Improving the Reader’s Experience, One Step at a Time

“Mrs. Bullington, what’s a good book to read?”

More often than not these days, my answer to this question is one of several book series that have been popular in our library:  the Mortal Instruments series, the Hunger Games series, the Immortals series, the Wake trilogy…the list goes on and on.

Helping Students Help Themselves

Once students have read the first book in the series, they often want to check out the second title.  If I am not working with a teacher, student, or class, I love to help inquiring readers locate the right book.  But what about those times when I’m not available?  How can I still assist readers?

Last year, I created a Recommended Reads notebook that is displayed on one of the counters at the Circulation Desk.  It has been one of the best reader’s advisory tools in our library.

This year, I decided to tackle the series in our collection and “Operation: Save Our Series” was launched.  Each title in a series is identified with a label located under the call number.  The label simply states “Series” and the number of the title in the series.  We began pulling books and applying the labels three weeks ago.

To ensure accuracy in labeling, I checked those titles with which I was unfamiliar using the Mid Continent Public Library’s Juvenile Series and Sequels site. After an intensive first week, my service learners had identified and pulled myriads of series from the shelves.

They Just Keep Coming!

Who knew we had so many series?  It seems each time I walk through the fiction area, I notice another series that has escaped our labeling efforts.  Slowly, but surely, we are creating order out of series chaos.

The next step in the process is checking the catalog records for each series.  Unfortunately, many records do not indicate that a title is part of a series, so in spare pockets of time (we all know how rare those are!) I am updating catalog records to reflect this.

Efforts are Rewarded

At our book club meeting this week, I shared the new series labels with the students.  While many members are daily library users and had seen “Operation:  Save the Series” in action, others were pleasantly surprised by the news. All twenty-four students burst into applause at the announcement, though, making our efforts all worthwhile!


4 Responses to “Improving the Reader’s Experience, One Step at a Time”

  1. Heather Loy Says:

    Awesome idea, Fran!

    Want to come and do the same for my library?


  2. Cathy Nelson Says:

    Great idea very much worth stealing. I cant tell you how many times Ive had to look up series to be able to tell students what the next one was in the series. Time saver for sure, so I’ll be doing this.

  3. Tamara Cox Says:

    Came back to reread this post to psych myself up for starting this project at my school. Desperately needed and I think the students will love it.
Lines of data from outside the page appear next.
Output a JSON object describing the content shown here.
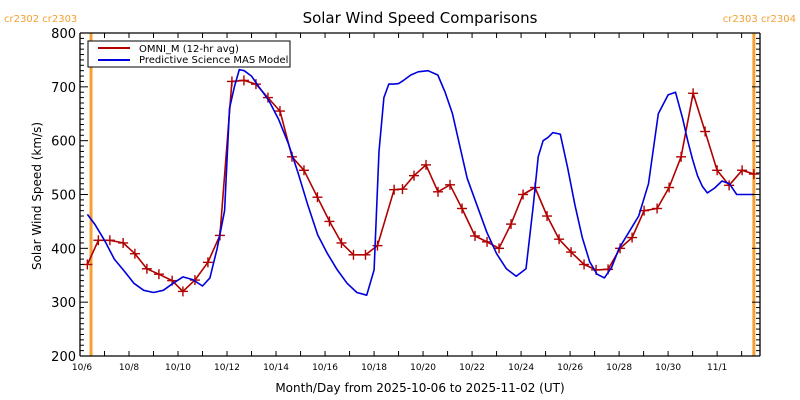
{
  "chart_data": {
    "type": "line",
    "title": "Solar Wind Speed Comparisons",
    "xlabel": "Month/Day from 2025-10-06 to 2025-11-02 (UT)",
    "ylabel": "Solar Wind Speed (km/s)",
    "ylim": [
      200,
      800
    ],
    "xlim_days_from_start": [
      0,
      27.75
    ],
    "start_date": "2025-10-06",
    "yticks": [
      200,
      300,
      400,
      500,
      600,
      700,
      800
    ],
    "xticks": [
      {
        "day": 0,
        "label": "10/6"
      },
      {
        "day": 2,
        "label": "10/8"
      },
      {
        "day": 4,
        "label": "10/10"
      },
      {
        "day": 6,
        "label": "10/12"
      },
      {
        "day": 8,
        "label": "10/14"
      },
      {
        "day": 10,
        "label": "10/16"
      },
      {
        "day": 12,
        "label": "10/18"
      },
      {
        "day": 14,
        "label": "10/20"
      },
      {
        "day": 16,
        "label": "10/22"
      },
      {
        "day": 18,
        "label": "10/24"
      },
      {
        "day": 20,
        "label": "10/26"
      },
      {
        "day": 22,
        "label": "10/28"
      },
      {
        "day": 24,
        "label": "10/30"
      },
      {
        "day": 26,
        "label": "11/1"
      }
    ],
    "carrington_markers": [
      {
        "day": 0.45,
        "label": "cr2302 cr2303",
        "side": "left"
      },
      {
        "day": 27.5,
        "label": "cr2303 cr2304",
        "side": "right"
      }
    ],
    "legend": {
      "placement": "top-left",
      "entries": [
        "OMNI_M (12-hr avg)",
        "Predictive Science MAS Model"
      ]
    },
    "colors": {
      "omni": "#b00000",
      "model": "#0000dd",
      "carrington": "#f5a030",
      "axis": "#000000"
    },
    "series": [
      {
        "name": "OMNI_M (12-hr avg)",
        "markers": true,
        "x": [
          0.3,
          0.75,
          1.22,
          1.76,
          2.24,
          2.73,
          3.22,
          3.76,
          4.2,
          4.69,
          5.22,
          5.71,
          6.2,
          6.69,
          7.18,
          7.67,
          8.16,
          8.65,
          9.14,
          9.69,
          10.18,
          10.67,
          11.16,
          11.65,
          12.14,
          12.82,
          13.16,
          13.63,
          14.12,
          14.61,
          15.1,
          15.59,
          16.12,
          16.61,
          17.1,
          17.59,
          18.08,
          18.57,
          19.06,
          19.55,
          20.04,
          20.57,
          21.06,
          21.55,
          22.04,
          22.53,
          23.02,
          23.55,
          24.04,
          24.53,
          25.02,
          25.51,
          26.0,
          26.49,
          27.02,
          27.5
        ],
        "values": [
          370,
          415,
          415,
          410,
          390,
          362,
          352,
          340,
          320,
          341,
          374,
          424,
          710,
          712,
          705,
          680,
          655,
          570,
          545,
          495,
          450,
          410,
          388,
          388,
          405,
          509,
          510,
          535,
          555,
          505,
          518,
          474,
          423,
          412,
          400,
          445,
          500,
          513,
          460,
          417,
          393,
          370,
          360,
          361,
          400,
          420,
          470,
          474,
          513,
          570,
          688,
          617,
          545,
          517,
          545,
          538
        ]
      },
      {
        "name": "Predictive Science MAS Model",
        "markers": false,
        "x": [
          0.3,
          0.6,
          1.0,
          1.4,
          1.8,
          2.2,
          2.6,
          3.0,
          3.4,
          3.8,
          4.2,
          4.6,
          5.0,
          5.3,
          5.6,
          5.9,
          6.1,
          6.3,
          6.5,
          6.7,
          7.0,
          7.3,
          7.7,
          8.1,
          8.5,
          8.9,
          9.3,
          9.7,
          10.1,
          10.5,
          10.9,
          11.3,
          11.7,
          12.0,
          12.2,
          12.4,
          12.6,
          12.8,
          13.0,
          13.2,
          13.5,
          13.8,
          14.2,
          14.6,
          14.9,
          15.2,
          15.5,
          15.8,
          16.2,
          16.6,
          17.0,
          17.4,
          17.8,
          18.2,
          18.5,
          18.7,
          18.9,
          19.1,
          19.3,
          19.6,
          19.9,
          20.2,
          20.5,
          20.8,
          21.1,
          21.4,
          21.7,
          22.0,
          22.4,
          22.8,
          23.2,
          23.6,
          24.0,
          24.3,
          24.6,
          24.8,
          25.0,
          25.2,
          25.4,
          25.6,
          25.9,
          26.2,
          26.5,
          26.8,
          27.0,
          27.2,
          27.5
        ],
        "values": [
          463,
          445,
          415,
          380,
          358,
          335,
          322,
          318,
          322,
          335,
          347,
          342,
          330,
          345,
          400,
          470,
          660,
          700,
          732,
          730,
          720,
          700,
          675,
          640,
          595,
          540,
          480,
          425,
          390,
          360,
          335,
          318,
          313,
          360,
          580,
          680,
          705,
          705,
          706,
          712,
          722,
          728,
          730,
          722,
          690,
          650,
          590,
          530,
          480,
          430,
          390,
          362,
          348,
          362,
          480,
          570,
          600,
          606,
          615,
          612,
          550,
          480,
          420,
          375,
          352,
          345,
          365,
          400,
          430,
          460,
          520,
          650,
          685,
          690,
          640,
          600,
          565,
          535,
          515,
          503,
          512,
          525,
          520,
          500,
          500,
          500,
          500
        ]
      }
    ]
  }
}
It might also save me the trouble of constantly looking up those series that aren’t kind enough to put the book number on the cover.

    • Fran Bullington Says:

      We seem to have a pretty good handle on series books now – and I feel that the labeling process, though long and tedious – was the key.

      The only problem I have noticed is authors who have multiple series such as Anthony Horowitz and Scott Westerfeld. If a service learner who isn’t very familiar with the series goes to shelve them, he might shelve book 2 of the Alex Rider series in with the Gatekeeper series. Doesn’t happen often, though.

      Good luck with your project! I’m sure both you and your students will be glad you tackled it.